Tafsir kritis atas warisan klasik

Penting untuk dicatat: al-Aḥkām bukanlah kitab yang sakral tak boleh ditafsir ulang. Kita harus membacanya secara kritis dan historis. Sebagai produk Abad Pertengahan, ia tak luput dari bias zaman, terutama dalam soal pengangkatan penguasa, relasi laki-laki-perempuan, dan sistem sanksi.

 

Namun yang penting bukan sekadar isinya, melainkan semangat dan kerangka berpikirnya: negara adalah alat untuk menegakkan keadilan, bukan alat kepentingan kelompok.

 

Karena itu, pembacaan kitab ini harus diperkaya oleh teori negara modern, HAM, ekonomi politik, dan konteks sosial lokal.

 

Menuju fiqh tata negara yang kontekstual

Kita membutuhkan gerakan baru: tajdid fiqh siyasah pembaruan fikih kenegaraan. Para santri, akademisi, dan ulama muda harus bangkit membaca ulang kitab-kitab klasik seperti al-Aḥkām as-Sulṭāniyyah, Siyāsah Shar’iyyah karya Ibn Taymiyyah, atau al-Mughnī karya Ibn Qudāmah tidak untuk mengulangnya, tetapi untuk melampauinya.

 

Kita tidak hidup di bawah khilafah, tapi di negara demokrasi plural. Maka fikih kenegaraan juga harus melayani prinsip maslahah dalam konteks Pancasila, hukum positif, dan hak-hak minoritas.

 

Antara realitas dan cita-cita

Imam al-Māwardī menulis al-Aḥkām di tengah kekacauan. Tapi ia tidak menulis dengan pesimisme. Ia percaya bahwa negara bisa diselamatkan melalui penataan institusi dan akhlak pemimpin.

 

Kita pun berada dalam situasi serupa. Dunia dan negeri ini sedang goyah. Tapi kita tak boleh menyerah pada kegaduhan. Kita harus kembali pada esensi: keadilan, amanah, dan keberpihakan pada yang lemah.

 

Karena pada akhirnya, sebagaimana kata al-Māwardī, “Kekuasaan adalah amanah yang akan ditanya, bukan anugerah yang dirayakan.”

 

Beberapa data pendukung tulisan ini:

EIU Democracy Index 2024: Indonesia dalam kategori “flawed democracy” dengan skor 6.71.

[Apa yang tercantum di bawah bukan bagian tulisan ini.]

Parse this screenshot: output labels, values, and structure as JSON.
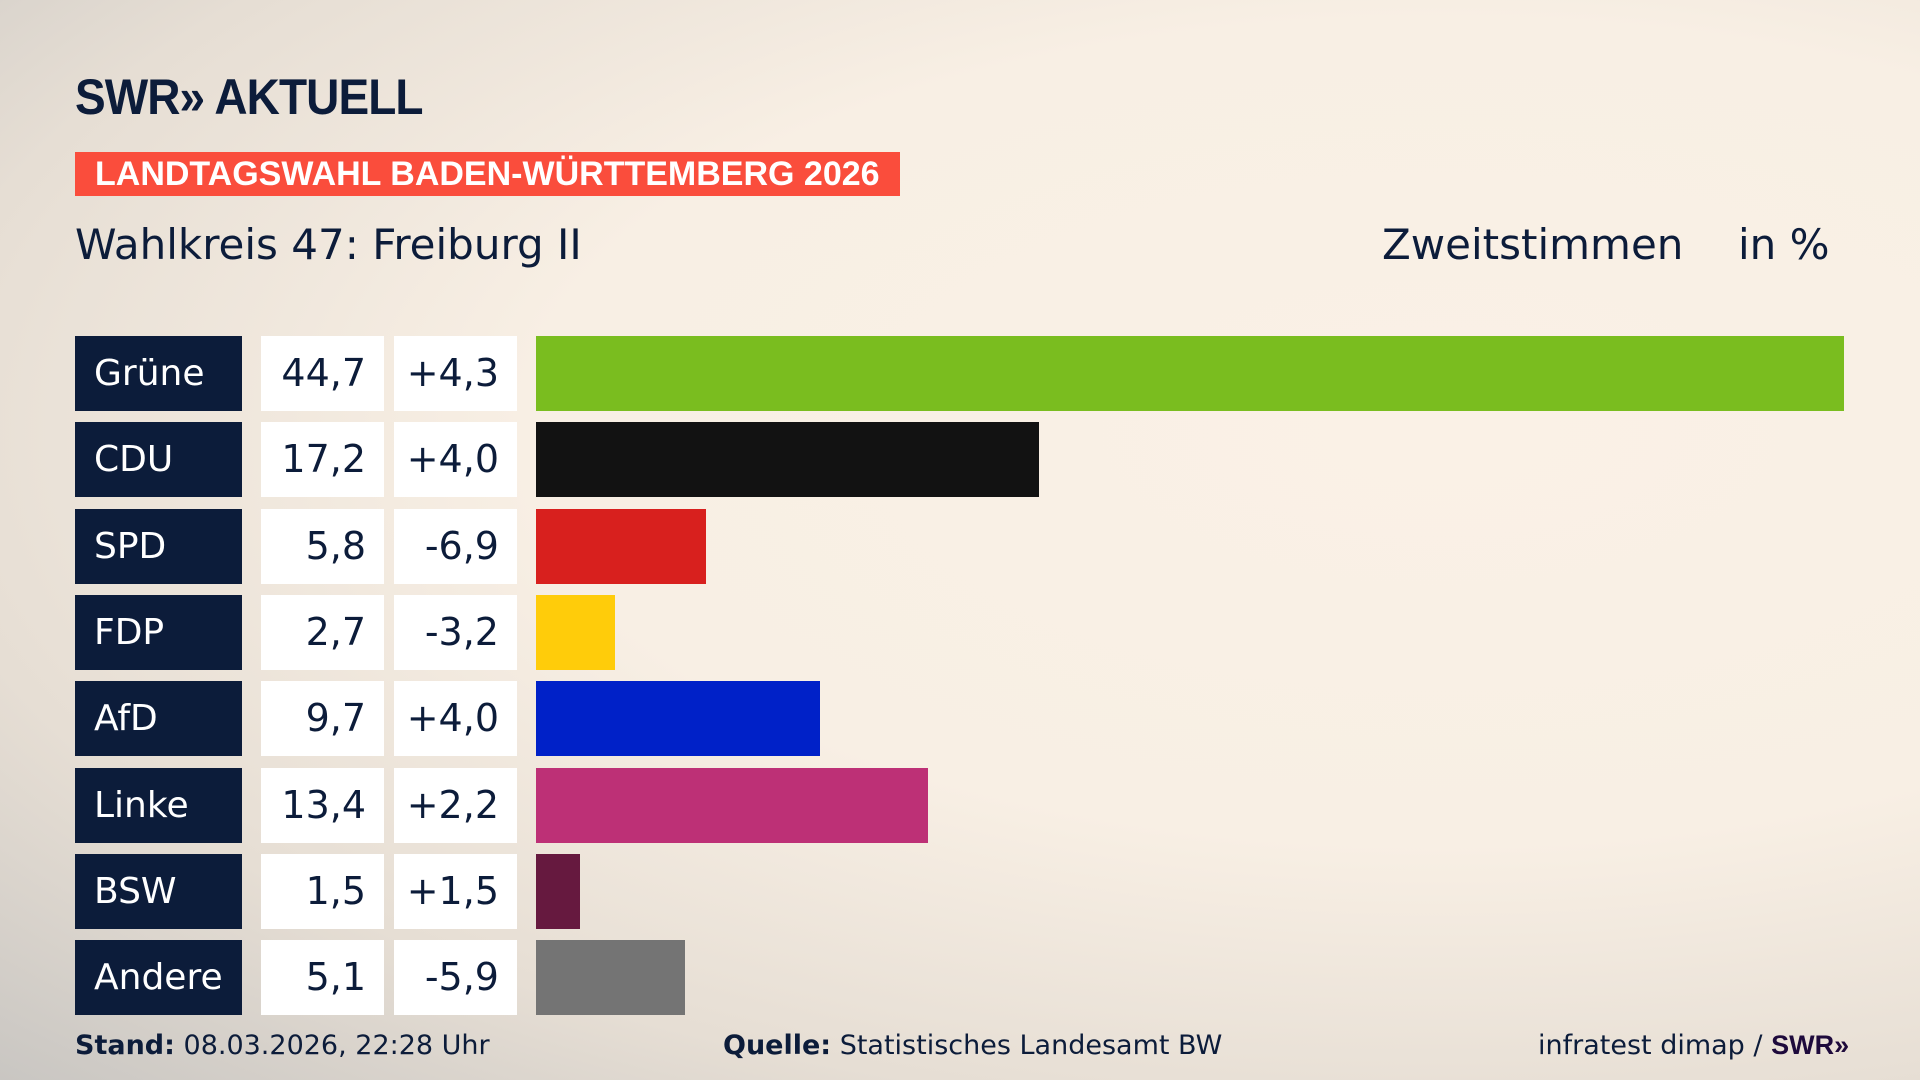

Transparency International CPI 2024: Skor Indonesia 34/100.

Laporan BPK 2023: Temuan penyimpangan dana bansos di 12 daerah.

Laporan World Bank 2023: Ketimpangan ekonomi Indonesia masih tinggi, dengan indeks GINI 38.7.

Studi PPIM UIN 2022: Literasi politik santri meningkat, tapi masih minim wacana kenegaraan klasik.